What synergistic effects might CHI-B have with other chitinases?

Drawing parallels from bacterial chitinase research, we can hypothesize that plant CHI-B might work synergistically with other chitinases. In Alteromonas sp. strain O-7, the proper combination of four chitinases (ChiA, ChiB, ChiC, and ChiD) resulted in approximately 2.0-fold increase in hydrolytic activity against powdered chitin . This suggests that different chitinases may have complementary roles, with some being more effective against certain substrate forms or during different stages of chitin degradation.

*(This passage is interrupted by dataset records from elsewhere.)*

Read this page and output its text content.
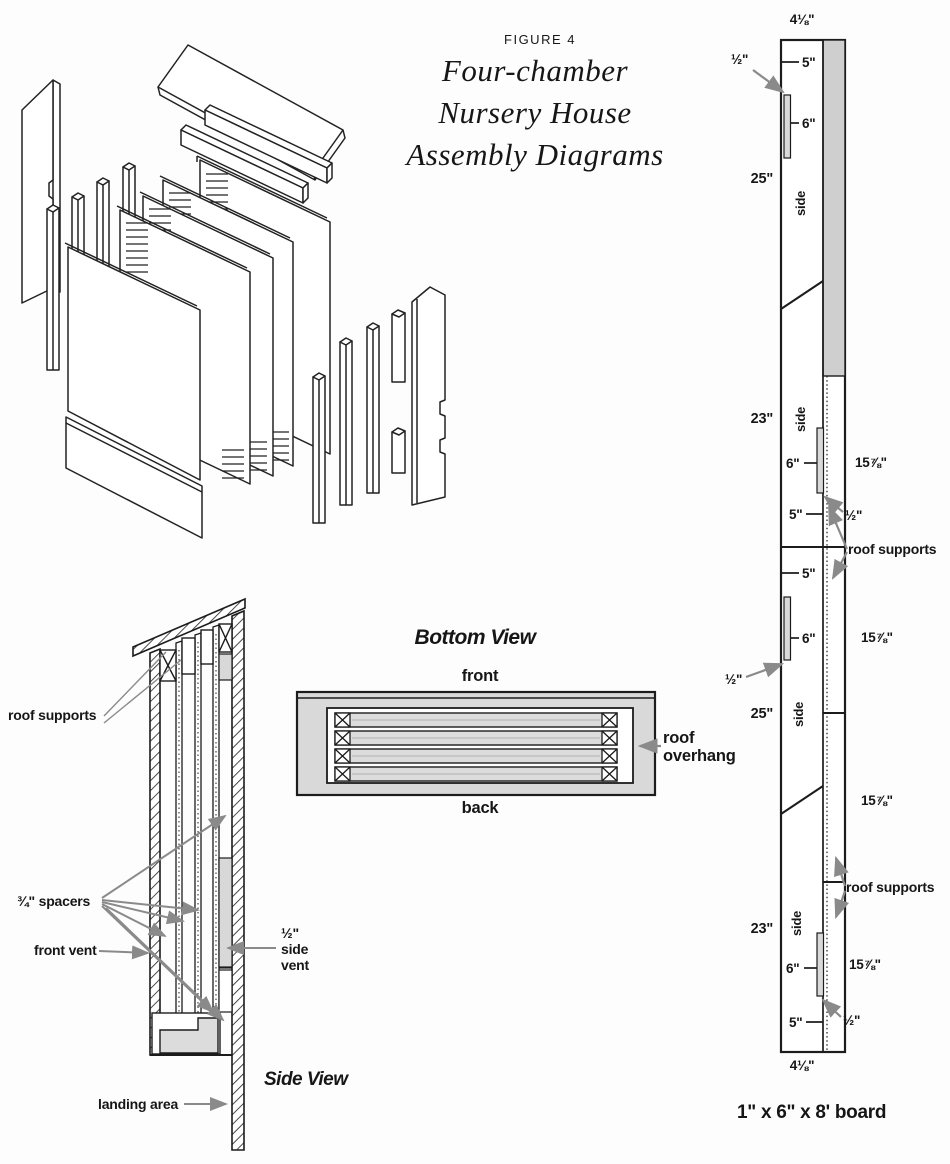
FIGURE 4
Four-chamber
Nursery House
Assembly Diagrams
Bottom View
front
back
roof
overhang
roof supports
¾" spacers
front vent
½"
side
vent
landing area
Side View
4⅛"
½"	5"
6"
25"
side
23" side
6"	15⅞"
5"	½"
roof supports
5"
6"	15⅞"
½"
25" side
15⅞"
23" side
roof supports
6"	15⅞"
5"	½"
4⅛"
1" x 6" x 8' board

Investigation of similar synergistic effects among plant chitinases, including CHI-B, represents an important research direction.

How can advanced imaging techniques enhance CHI-B antibody applications?

Emerging imaging applications include:

• Super-resolution microscopy to visualize subcellular localization of CHI-B with nanometer precision

• Live-cell imaging using fluorescently-tagged antibody fragments to track CHI-B dynamics

• Correlative light and electron microscopy (CLEM) to combine functional and structural information about CHI-B localization

• Proximity ligation assays to detect protein-protein interactions involving CHI-B in situ

• Expansion microscopy to achieve improved resolution of CHI-B distribution in plant tissues

These advanced techniques can provide unprecedented insights into the spatial and temporal aspects of CHI-B function during plant immune responses.